Biochemical Genetics Laboratory
Metabolite and Enzyme Assays
Approximately one thousand inborn errors of metabolism (IEM) are known to cause complex disease manifestations at all stages of a patient’s life. Patients with IEM are routinely found under the care of many different specialists, and the clinical approach to classic syndromes and diseases is drastically altered by the discovery of an underlying metabolic defect. IEM are rapidly dispelling the long held stereotype of being rare encounters in clinical practice. This trend is particularly evident in pediatric practice where a constantly growing proportion of admissions in tertiary care centers are related to IEM.

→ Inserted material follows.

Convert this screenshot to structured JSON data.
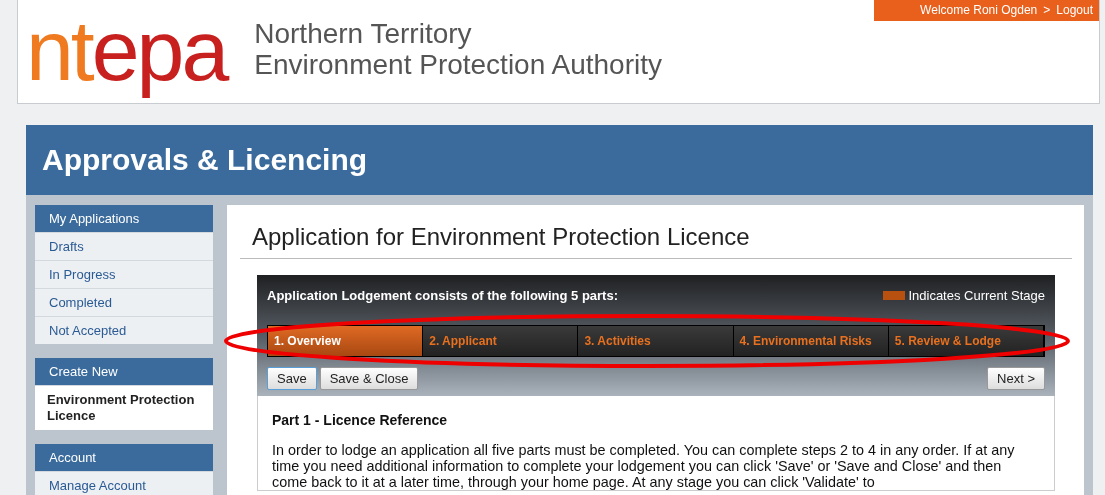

Most metabolic disorders are first recognized by the detection of characteristic markers in biological fluids and tissues. The laboratory discipline that covers the biochemical diagnosis of IEM is known as Clinical Biochemical Genetics, and is defined as one concerned with the evaluation and diagnosis of patients and families with inherited metabolic disease, monitoring of treatment, and distinguishing heterozygous carriers from non-carriers by metabolite and enzymatic analysis of physiological fluids and tissues. The Biochemical Genetics Laboratory differs from the clinical chemistry laboratory in the extent of interpretation that is necessary to make results meaningful to the clinician.
At Mayo, the Biochemical Genetics Laboratory (BGL) is an interdisciplinary group of laboratorians, geneticists, and physicians working in a state of the art environment. The mission of BGL is to provide biochemical testing and result interpretation of the highest quality for the diagnosis, study, and clinical care of patients with inborn errors of metabolism, malabsorption, and malnutrition disorders. These goals are accomplished by performing qualitative and quantitative determination of a large, and constantly growing, number of diagnostic markers by application of manual, automated, and chromatographic methods including HPLC, GC/MS and MS/MS.